Recensione Noi due sconosciuti (2007)

Un film intenso che rappresenta con tragica poesia il dolore della perdita e il viaggio catartico per riuscirne a sopravvivere.

Oltre le lacrime

Oltre il fuoco (Things we lost in the fire è il titolo originale) è il Bildungsroman di due emotività distrutte dalla sofferenza, che dopo la morte di una persona amata e si trovano inaspettatamente insieme nel percorso di ricrescita per superare il lutto.
A dirigere quest'ambiziosa produzione hollywoodiana, la talentuosa regista danese di Dopo il matrimonio (candidato al premio Oscar come miglior film straniero), Susanne Bier, che si trova a lavorare con due stelle del cinema americano del calibro di Halle Berry (premio Oscar per Monster's Ball) e Benicio Del Toro (premio Oscar per Traffic).
La storia è costruita in modo originale, accostando la sofferenza di una donna, che ha perso suo marito e non riesce ad accettare la sua assenza, alla difficoltà di un tossicomane di superare la mancanza dell'eroina.

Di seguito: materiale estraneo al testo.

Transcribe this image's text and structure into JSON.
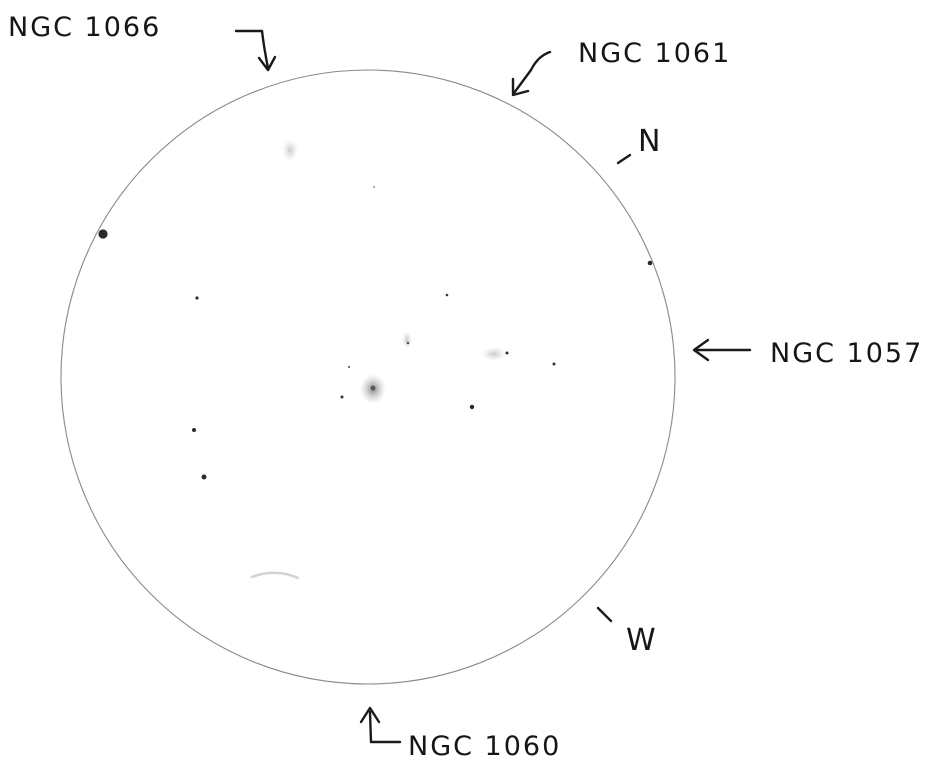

Il nodo da cui parte il racconto è la morte accidentale di Brian (David Duchovny, il famoso Mulder di X-Files), indivisibile compagno di vita di Audry (Halle Berry) e miglior e unico amico di Jerry (Benicio Del Toro). Lei rimane sola con due bambini da crescere, lui con la sua tossicodipendenza da affrontare. Entrambi senza più la persona che si prendeva cura di loro, appiglio vitale della loro esistenza.
Audry è completamente a terra e il suo istinto di sopravvivenza la spinge a ricercare aiuto nella persona più inaspettata: l'amico d'infanzia di Brian, drogato malvivente abbandonato a se stesso, che lei ha sempre odiato e respinto.
Sarà proprio in lui che la disperazione di questa donna troverà pace, sarà lo scontro faccia a faccia con il pericolo dell'autodistruzione e dell'abisso della droga che le darà la forza di ricominciare a vivere. Quando ogni cosa le sembra non avere più senso e la sola via d'uscita appare lasciarsi andare nell'oblio della sofferenza, sarà proprio chi viene fuori da un inferno ancora più profondo a dimostrare quanto conti la vita.
Audry ritrova la speranza aiutando Jerry a lottare contro la tossicodipendenza, scovando nella fragilità di un uomo senza niente da perdere, il potere di chi può dare tutto.
I due adorabili bambini scandiranno, con simpatica tenerezza e rivelatrice sincerità, il duro cammino verso la consapevolezza che la cosa più dura nel riuscire ad andare avanti senza la persona che si ama, non è solo il superare il male passato, ma l'accettare ciò che di buono può ancora darti la vita.
La Bier mantiene il suo inconfondibile stile personale: una creatività in libero movimento - come la camera a spalla che spesso utilizza - e un emozionante palpitare dell'immagine che riescono a comunicare allo stesso tempo un estremo realismo e una commovente intensità sentimentale.

Purtroppo, la continua ricerca poetica dell'immagine con la focalizzazione su piccoli particolari, il voler cogliere l'essenza espressiva della storia nella pioggia che cade, in una goccia d'acqua che scende dalla finestra, in un occhio che fissa il vuoto, risulta eccessiva e ridondante. Lo sforzo di elevazione estetica del film, con tutto il rispetto per il tentativo artistico della regista, risulta alla lunga pesante e noioso, una forzatura espressiva che riduce il linguaggio del racconto ad essere proprio quello che aveva cercato di evitare: retorico.

L'interpretazione di Halle Berry non è del tutto convincente: il suo disperarsi non è viscerale e sincero come quello di Benicio Del Toro. L'accostamento di questi due attori va certamente a discapito della bellissima Halle che, nemmeno con l'aiuto di profonde occhiaie riprese in primissimo piano, riesce a comunicare quell'espressività dolente che le era stata affidata.
Il bello di questa storia è che l'avvicinamento tra i due personaggi avviene in una tensione semi erotica che non sfocia mai in un atto sessuale. La loro vicinanza e dipendenza l'uno dall'altro, in questo tragico frangente della loro vita, è carnale ma non si risolve in un banale rapporto fisico: chapeau alla Bier.